De wijziging van onderdeel E betreft het opnemen van een kwaliteitseis aan het installeren
van de installaties voor duurzame warmteproductie die via de ISDE gesubsidieerd worden.
De eis van een deskundige installateur leidt er naar verwachting toe dat de kwaliteit
van de installatie, en daarmee de duurzaamheid van de investering, zal verbeteren.
Aanvragers van de ISDE-subsidie zullen bewijs moeten aanleveren dat de installatie
door een deskundige installateur is uitgevoerd. Dit betekent een lichte verhoging
van de administratieve lasten voor aanvragers van de subsidie, omdat deze een additioneel
bewijsstuk moeten aanleveren. Dit wordt echter gerechtvaardigd door het beter functioneren
van de duurzame warmteproductie-installaties.
3. Verhoging van subsidieplafonds Topsector energieprojecten
Artikel II strekt tot de wijziging van de subsidieplafonds in de Regeling openstelling
EZ-subsidies 2017 voor de subsidie in het kader van Topsector energieprojecten 2017.

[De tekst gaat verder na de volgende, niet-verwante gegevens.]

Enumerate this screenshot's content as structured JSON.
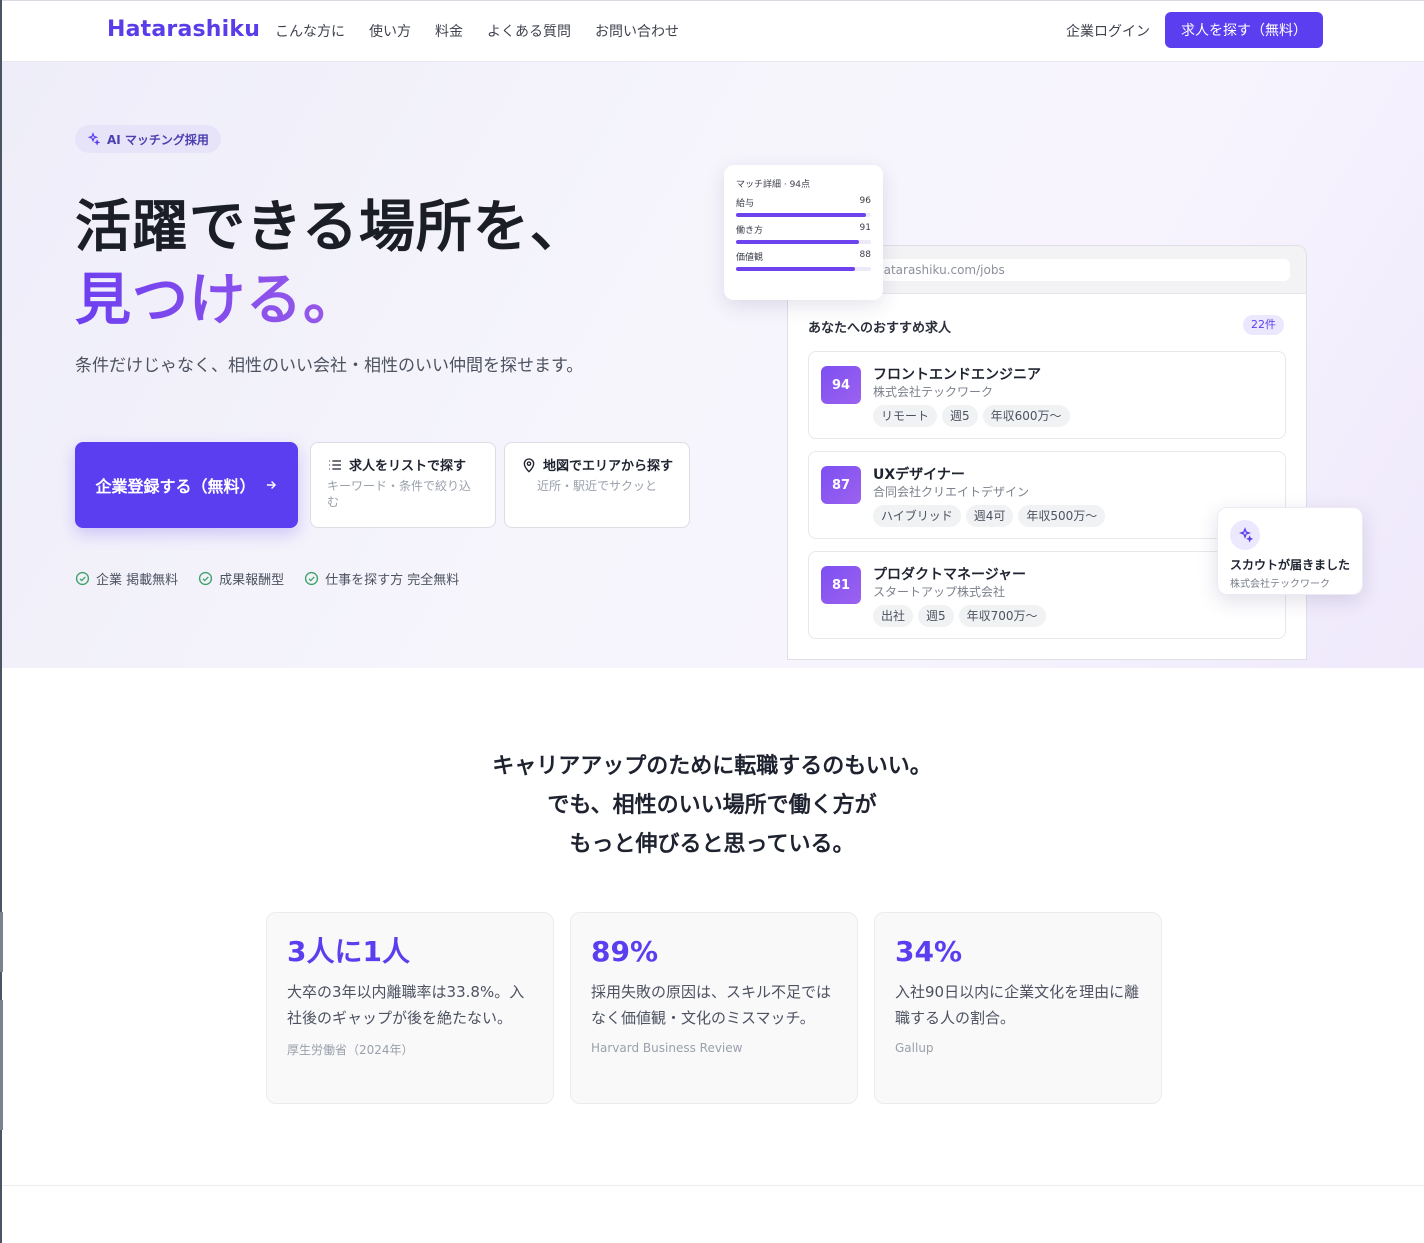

De subsidieplafonds worden opgehoogd met budget dat vrijgevallen is in tenders voor
andere programmalijnen en subsidiemodules. Omdat het bij deze budgetverhogingen gaat
om verschuivingen tussen of subsidiemodules die eerder zijn opengesteld, blijft het
overkoepelende maximaal te verlenen subsidiebudget voor de Topsector energieprojecten
ongewijzigd. De voorwaarden van de subsidiemodules blijven ongewijzigd. De eerder
gepubliceerde staatssteunparagraaf blijft onverminderd van kracht.
4. Regeldruk
De wijzigingen die met de onderhavige regeling worden doorgevoerd hebben nauwelijks
gevolgen voor de administratieve lasten voor bedrijven of burgers. Door het toevoegen
van een kwaliteitseis voor de installatie van de duurzame warmte productie-installatie
zullen aanvragers één additioneel bewijsstuk bij hun aanvraag bij RVO.nl moeten indienen.

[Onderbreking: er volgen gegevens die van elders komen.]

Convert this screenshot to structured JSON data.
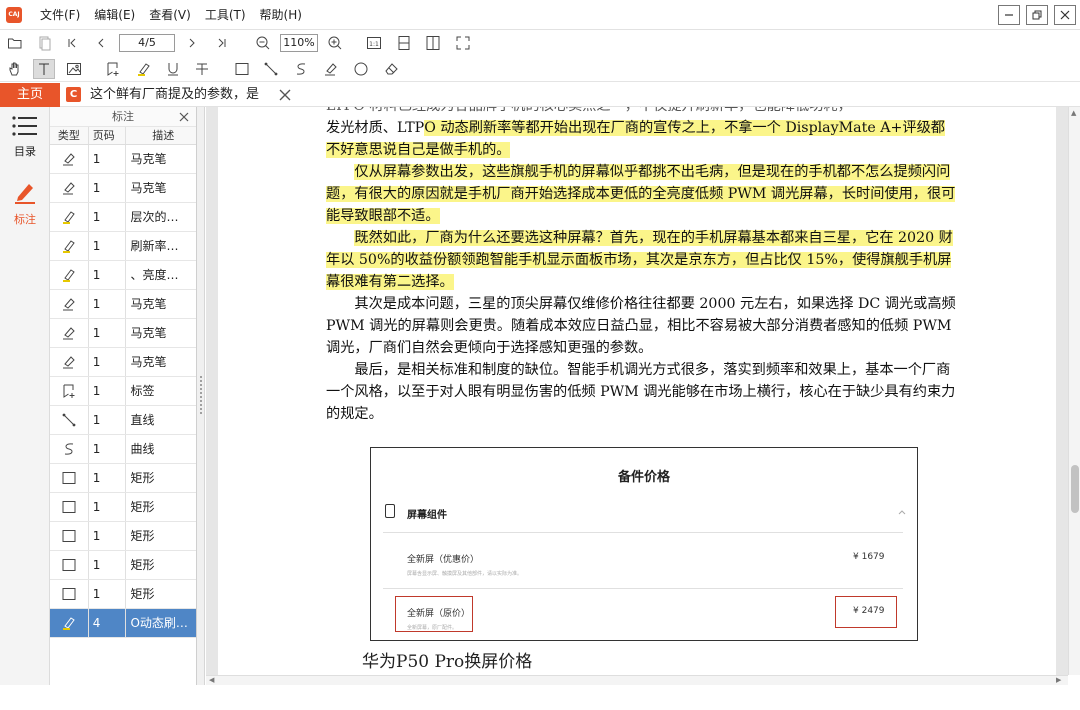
{
  "menu": {
    "items": [
      "文件(F)",
      "编辑(E)",
      "查看(V)",
      "工具(T)",
      "帮助(H)"
    ]
  },
  "app_logo_text": "CAJ",
  "toolbar": {
    "page_value": "4/5",
    "zoom_value": "110%"
  },
  "tabs": {
    "home_label": "主页",
    "doc_icon_letter": "C",
    "doc_title": "这个鲜有厂商提及的参数，是"
  },
  "sidebar": {
    "toc_label": "目录",
    "annotations_label": "标注"
  },
  "annotation_panel": {
    "title": "标注",
    "columns": [
      "类型",
      "页码",
      "描述"
    ],
    "rows": [
      {
        "icon": "marker-icon",
        "page": "1",
        "desc": "马克笔"
      },
      {
        "icon": "marker-icon",
        "page": "1",
        "desc": "马克笔"
      },
      {
        "icon": "highlighter-icon",
        "page": "1",
        "desc": "层次的…"
      },
      {
        "icon": "highlighter-icon",
        "page": "1",
        "desc": "刷新率…"
      },
      {
        "icon": "highlighter-icon",
        "page": "1",
        "desc": "、亮度…"
      },
      {
        "icon": "marker-icon",
        "page": "1",
        "desc": "马克笔"
      },
      {
        "icon": "marker-icon",
        "page": "1",
        "desc": "马克笔"
      },
      {
        "icon": "marker-icon",
        "page": "1",
        "desc": "马克笔"
      },
      {
        "icon": "bookmark-icon",
        "page": "1",
        "desc": "标签"
      },
      {
        "icon": "line-icon",
        "page": "1",
        "desc": "直线"
      },
      {
        "icon": "curve-icon",
        "page": "1",
        "desc": "曲线"
      },
      {
        "icon": "rectangle-icon",
        "page": "1",
        "desc": "矩形"
      },
      {
        "icon": "rectangle-icon",
        "page": "1",
        "desc": "矩形"
      },
      {
        "icon": "rectangle-icon",
        "page": "1",
        "desc": "矩形"
      },
      {
        "icon": "rectangle-icon",
        "page": "1",
        "desc": "矩形"
      },
      {
        "icon": "rectangle-icon",
        "page": "1",
        "desc": "矩形"
      },
      {
        "icon": "highlighter-icon",
        "page": "4",
        "desc": "O动态刷…"
      }
    ],
    "selected_index": 16
  },
  "document": {
    "cut_line": "LTPO 材料已经成为各品牌手机的核心卖点之一，不仅提升刷新率，也能降低功耗，",
    "p1_normal": "发光材质、LTP",
    "p1_highlight_a": "O 动态刷新率等都开始出现在厂商的宣传之上，不拿一个 DisplayMate A+评级都",
    "p1_highlight_b": "不好意思说自己是做手机的。",
    "p2": "仅从屏幕参数出发，这些旗舰手机的屏幕似乎都挑不出毛病，但是现在的手机都不怎么提频闪问题，有很大的原因就是手机厂商开始选择成本更低的全亮度低频 PWM 调光屏幕，长时间使用，很可能导致眼部不适。",
    "p3": "既然如此，厂商为什么还要选这种屏幕？首先，现在的手机屏幕基本都来自三星，它在 2020 财年以 50%的收益份额领跑智能手机显示面板市场，其次是京东方，但占比仅 15%，使得旗舰手机屏幕很难有第二选择。",
    "p4": "其次是成本问题，三星的顶尖屏幕仅维修价格往往都要 2000 元左右，如果选择 DC 调光或高频 PWM 调光的屏幕则会更贵。随着成本效应日益凸显，相比不容易被大部分消费者感知的低频 PWM 调光，厂商们自然会更倾向于选择感知更强的参数。",
    "p5": "最后，是相关标准和制度的缺位。智能手机调光方式很多，落实到频率和效果上，基本一个厂商一个风格，以至于对人眼有明显伤害的低频 PWM 调光能够在市场上横行，核心在于缺少具有约束力的规定。"
  },
  "figure": {
    "title": "备件价格",
    "section": "屏幕组件",
    "item1_name": "全新屏（优惠价）",
    "item1_sub": "屏幕含显示屏、触摸屏及其他部件，请以实际为准。",
    "item1_price": "¥ 1679",
    "item2_name": "全新屏（原价）",
    "item2_sub": "全新屏幕，原厂配件。",
    "item2_price": "¥ 2479",
    "caption": "华为P50 Pro换屏价格"
  },
  "colors": {
    "accent": "#e8552a",
    "highlight": "#fbf58a",
    "selected_row": "#4f86c6"
  }
}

Het effect hiervan is echter gering.
De wijziging van de subsidieplafonds voor de Topsector energieprojecten brengt geen
verhoging van de administratieve lasten met zich mee, aangezien er geen nieuwe subsidieaanvragen
kunnen worden ingediend.
5. Europeesrechtelijke aspecten
Onderhavige regeling leidt tot enkele technische en inhoudelijke aanpassingen. De
wijzigingen in de ISDE-module van de Regeling nationale EZ-subsidies blijven binnen
de bij artikel 41 van de Algemene groepsvrijstellingsverordening gestelde kaders inzake
subsidiabele kosten en steunintensiteit. De nieuwe elementen van de subsidiemodule
ISDE zullen ter kennisneming aan de Europese Commissie worden toegezonden, conform
artikel 11, onder a, van de Algemene groepsvrijstellingsverordening.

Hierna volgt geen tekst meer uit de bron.